On March 21, 1932, a tornado hit Northport, Tuscaloosa and the surrounding communities. Across the street from where Matthews Elementary currently stands was another school called the Tuscaloosa County Training School. According to archives, Virgil “V.E.” Matthews, principal of the school, began to try and get students out of the area.

“They say he was actually the only one who had a car and he would take trips to drive students away,” said Kim Norrell, a second-grade teacher at Matthews who has researched the school’s history.

Norrell said that when he got back to the school to get other students, the weather became severe, forcing him and other to take shelter in a nearby ditch. Ruby Battle, a student at the time, said she was at home when the tornado hit, but Matthews was not so fortunate.

“When he looked up to see if the weather was better, he was hit on the head and was killed,” the 96-year-old Tuscaloosa county native said.

The Tuscaloosa County Training School was destroyed by the tornado, but was rebuilt and later became Sprayberry Education Center. Another elementary school was built in 1958 and named in honor of Matthews. Matthews Elementary was built in its current location in 1968.

“I really felt that this was a really good story to tell,” Marshall said. “I thought it would be very interesting.”

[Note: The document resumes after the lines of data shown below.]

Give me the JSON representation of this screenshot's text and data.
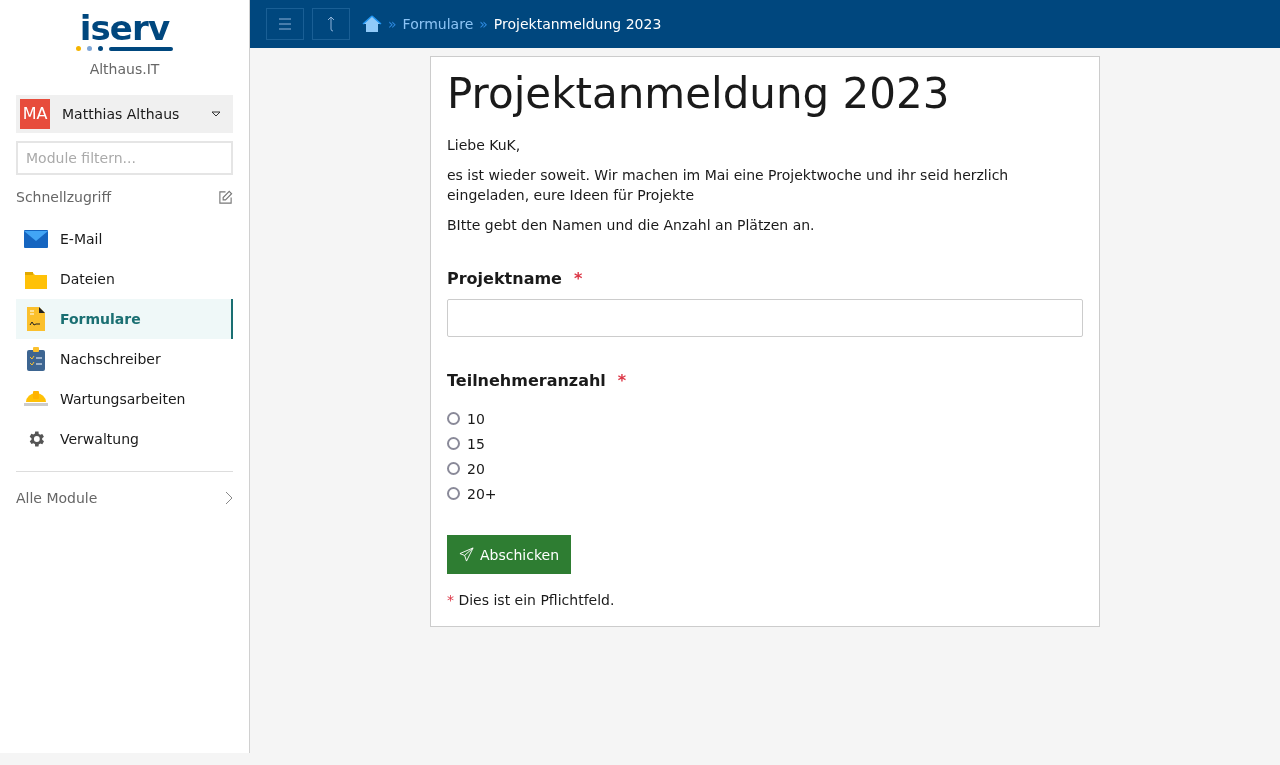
{
  "sidebar": {
    "logo": "iserv",
    "school": "Althaus.IT",
    "user": {
      "initials": "MA",
      "name": "Matthias Althaus"
    },
    "filter": {
      "placeholder": "Module filtern..."
    },
    "quick_access": "Schnellzugriff",
    "items": [
      {
        "kind": "mail",
        "label": "E-Mail",
        "selected": false
      },
      {
        "kind": "folder",
        "label": "Dateien",
        "selected": false
      },
      {
        "kind": "form",
        "label": "Formulare",
        "selected": true
      },
      {
        "kind": "clipboard",
        "label": "Nachschreiber",
        "selected": false
      },
      {
        "kind": "helmet",
        "label": "Wartungsarbeiten",
        "selected": false
      },
      {
        "kind": "gear",
        "label": "Verwaltung",
        "selected": false
      }
    ],
    "all_modules": "Alle Module"
  },
  "breadcrumb": [
    {
      "separator": "»",
      "label": "Formulare",
      "current": false
    },
    {
      "separator": "»",
      "label": "Projektanmeldung 2023",
      "current": true
    }
  ],
  "form": {
    "title": "Projektanmeldung 2023",
    "intro": [
      "Liebe KuK,",
      "es ist wieder soweit. Wir machen im Mai eine Projektwoche und ihr seid herzlich eingeladen, eure Ideen für Projekte",
      "BItte gebt den Namen und die Anzahl an Plätzen an."
    ],
    "fields": [
      {
        "kind": "text",
        "label": "Projektname",
        "required": true
      },
      {
        "kind": "radio",
        "label": "Teilnehmeranzahl",
        "required": true,
        "options": [
          {
            "label": "10",
            "selected": false
          },
          {
            "label": "15",
            "selected": false
          },
          {
            "label": "20",
            "selected": false
          },
          {
            "label": "20+",
            "selected": false
          }
        ]
      }
    ],
    "submit": "Abschicken",
    "required_note": {
      "mark": "*",
      "text": "Dies ist ein Pflichtfeld."
    }
  }
}
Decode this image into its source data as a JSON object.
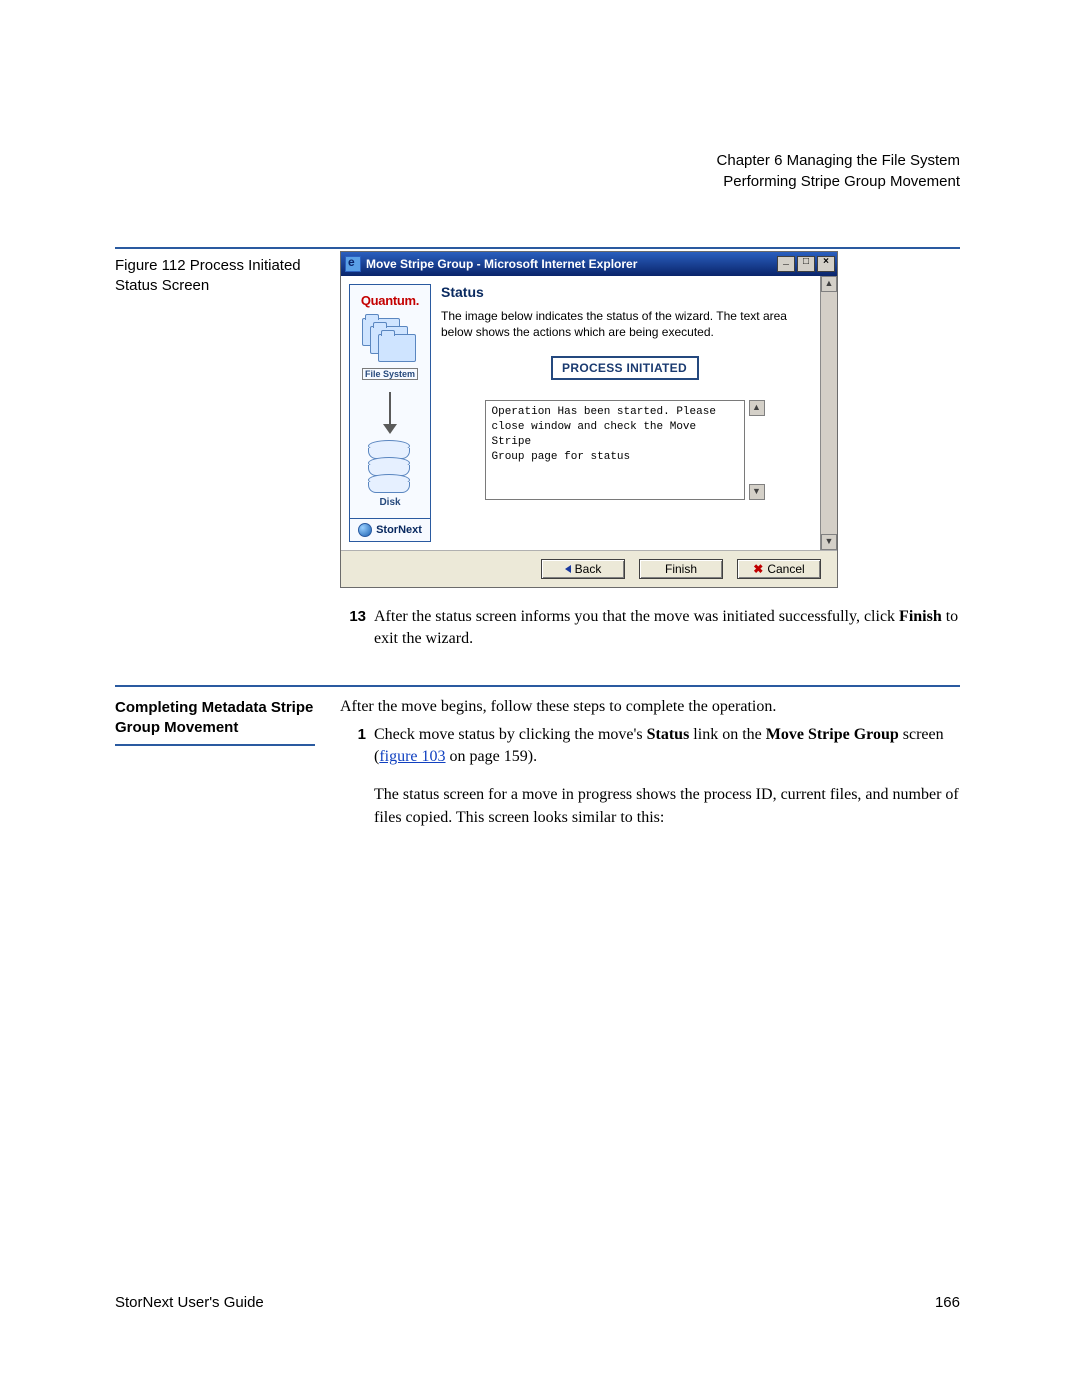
{
  "header": {
    "chapter": "Chapter 6  Managing the File System",
    "section": "Performing Stripe Group Movement"
  },
  "figure": {
    "caption": "Figure 112  Process Initiated Status Screen"
  },
  "window": {
    "title": "Move Stripe Group - Microsoft Internet Explorer",
    "min": "_",
    "max": "□",
    "close": "×"
  },
  "sidebar": {
    "brand": "Quantum.",
    "fs_label": "File System",
    "disk_label": "Disk",
    "product": "StorNext"
  },
  "wizard": {
    "title": "Status",
    "description": "The image below indicates the status of the wizard. The text area below shows the actions which are being executed.",
    "badge": "PROCESS INITIATED",
    "message": "Operation Has been started. Please\nclose window and check the Move Stripe\nGroup page for status"
  },
  "buttons": {
    "back": "Back",
    "finish": "Finish",
    "cancel": "Cancel"
  },
  "step13": {
    "num": "13",
    "text_a": "After the status screen informs you that the move was initiated successfully, click ",
    "bold": "Finish",
    "text_b": " to exit the wizard."
  },
  "section2": {
    "title": "Completing Metadata Stripe Group Movement",
    "intro": "After the move begins, follow these steps to complete the operation.",
    "step1_num": "1",
    "step1_a": "Check move status by clicking the move's ",
    "step1_b1": "Status",
    "step1_c": " link on the ",
    "step1_b2": "Move Stripe Group",
    "step1_d": " screen (",
    "step1_link": "figure 103",
    "step1_e": " on page 159).",
    "para2": "The status screen for a move in progress shows the process ID, current files, and number of files copied. This screen looks similar to this:"
  },
  "footer": {
    "left": "StorNext User's Guide",
    "right": "166"
  }
}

Other than Matthews’ part in the school’s history, Marshall also wanted the display to show how the area has dealt with tornadoes in the past and how despite the destruction they bring, the community still pulls together.

“It’s just a story of resilience and I think that our community needs this because we really need to bond together around our school,” he said. “The irony is that a former principal was killed by it.”

As the display was completed, Dancer told the group to take a moment of silence.

“For me, it became a way of honoring the majesty of the storm and respecting the power of nature,” he said.

Norrell said she and her 22-student class had fun taking part in the art project.

“We were all very excited,” she said. “It was quite an experience.”

Dancer said that if the students took only one idea from the project, he hopes it would be that of the necessity of community.

“They experienced what it was like to collaborate and make something beautiful,” he said. “That’s what we need to do to make sure our future is great.”